Vaccination involves preparing the immune cells to detect and eliminate invading organisms like viruses and bacteria. This includes, in part, promoting the development of antibodies that are specifically trained to recognize a specific invader. These antibodies are produced by a type of immune cell called a B cell.
Age-associated B cells (ABCs) are one type of B cell subpopulation. While less than one in every twenty B cells in a healthy person is an ABC, the proportion gradually increases as we age. The causes of this increase are unknown, however past infections may be a factor. ABCs build even quicker in those with compromised immune systems.
A team led by Dr. James Thaventhiran from the Medical Research Council (MRC) Toxicology Unit at the University of Cambridge examined ABCs from two very different patient groups—one of people with an inherited condition that impairs the activity of their immune cells and the other of cancer patients taking immunotherapy drugs—as well as from healthy individuals.
Emily Horner, from Thaventhiran’s lab, explained the aim of this research, “By looking at patients’ B cells, we hoped to learn how we could stratify vulnerable patients—in other words, work out whether some patients were at greater risk from infection, even after vaccination, than others.”

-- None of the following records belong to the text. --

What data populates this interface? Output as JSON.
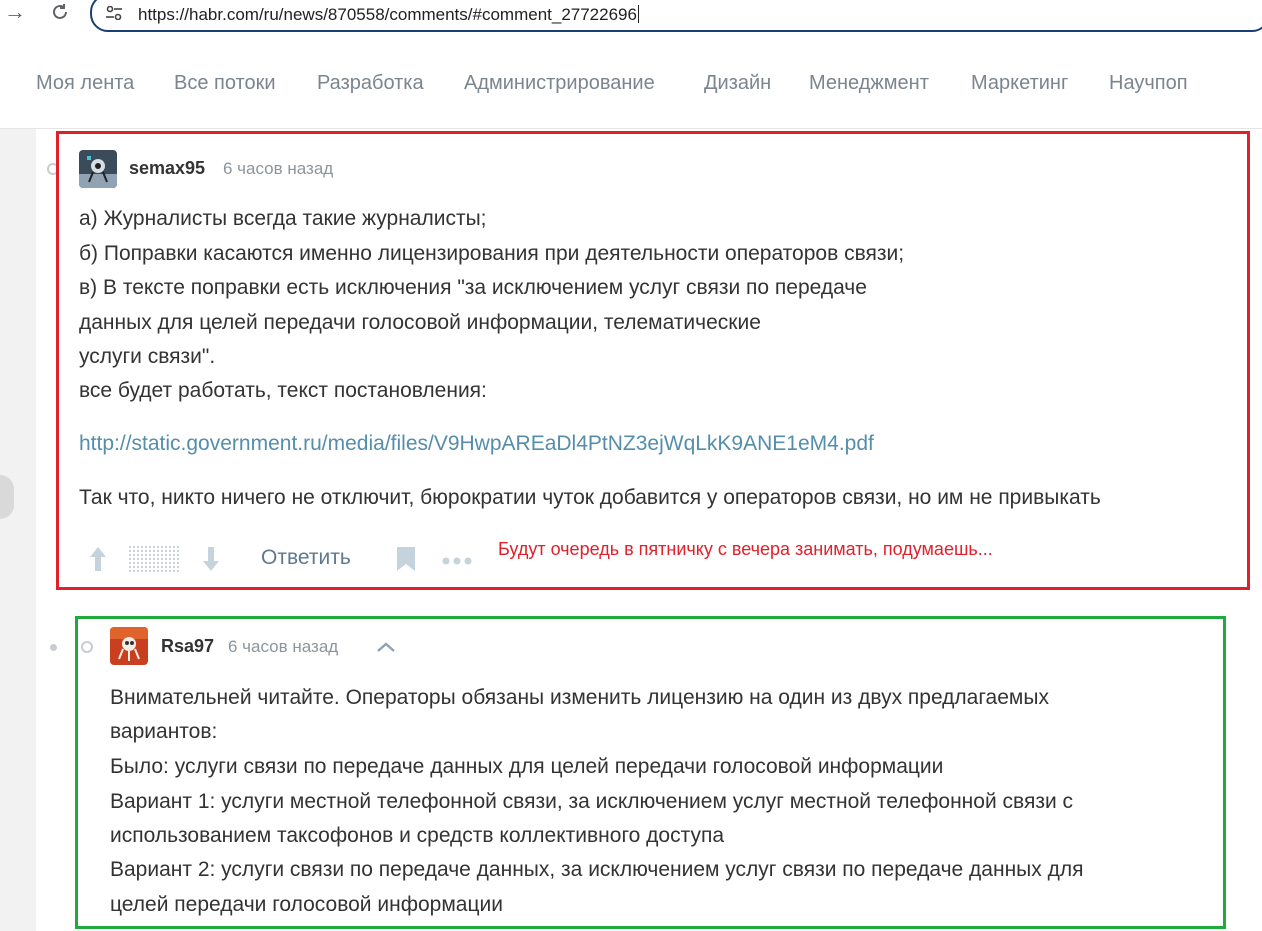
{
  "browser": {
    "url": "https://habr.com/ru/news/870558/comments/#comment_27722696",
    "back_icon": "arrow-right-icon",
    "reload_icon": "reload-icon",
    "site_info_icon": "tune-icon"
  },
  "sitenav": {
    "items": [
      "Моя лента",
      "Все потоки",
      "Разработка",
      "Администрирование",
      "Дизайн",
      "Менеджмент",
      "Маркетинг",
      "Научпоп"
    ]
  },
  "comment1": {
    "username": "semax95",
    "time": "6 часов назад",
    "lines": [
      "а) Журналисты всегда такие журналисты;",
      "б) Поправки касаются именно лицензирования при деятельности операторов связи;",
      "в) В тексте поправки есть исключения \"за исключением услуг связи по передаче",
      "данных для целей передачи голосовой информации, телематические",
      "услуги связи\".",
      "все будет работать, текст постановления:"
    ],
    "link": "http://static.government.ru/media/files/V9HwpAREaDl4PtNZ3ejWqLkK9ANE1eM4.pdf",
    "conclusion": "Так что, никто ничего не отключит, бюрократии чуток добавится у операторов связи, но им не привыкать",
    "actions": {
      "reply_label": "Ответить",
      "icons": [
        "arrow-up-icon",
        "rating-placeholder",
        "arrow-down-icon",
        "bookmark-icon",
        "more-dots-icon"
      ]
    }
  },
  "annotation": {
    "text": "Будут очередь в пятничку с вечера занимать, подумаешь..."
  },
  "comment2": {
    "username": "Rsa97",
    "time": "6 часов назад",
    "collapse_icon": "chevron-up-icon",
    "lines": [
      "Внимательней читайте. Операторы обязаны изменить лицензию на один из двух предлагаемых",
      "вариантов:",
      "Было: услуги связи по передаче данных для целей передачи голосовой информации",
      "Вариант 1: услуги местной телефонной связи, за исключением услуг местной телефонной связи с",
      "использованием таксофонов и средств коллективного доступа",
      "Вариант 2: услуги связи по передаче данных, за исключением услуг связи по передаче данных для",
      "целей передачи голосовой информации"
    ]
  },
  "colors": {
    "highlight_red": "#e0202a",
    "highlight_green": "#1faa3c",
    "link": "#548eaa",
    "nav_text": "#7b858f"
  }
}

The researchers compared the amount of ABCs to healthy B cells and utilized a technique known as single cell RNA sequencing to examine cell activity in detail. They also collaborated with Dr. Nicholas Matheson of the Cambridge Institute of Therapeutic Immunology and Infectious Disease to see how these factors affected a vaccinated person’s immune system’s ability to combat live SARS-CoV-2 virus.
Dr. Juan Carlos Yam-Puc, also from the MRC Toxicology Unit, said, “What we found, much to our surprise, was that the age-associated B cells in these very different groups looked the same. The key difference was in the amount of these cells—the greater the proportion of ABCs in an individual’s blood, the less effective that individual was post-vaccination at neutralizing the virus.”
This could help explain the variation in vaccine responses reported within specific patient groups: those with fewer ABCs are more likely to respond well to immunizations.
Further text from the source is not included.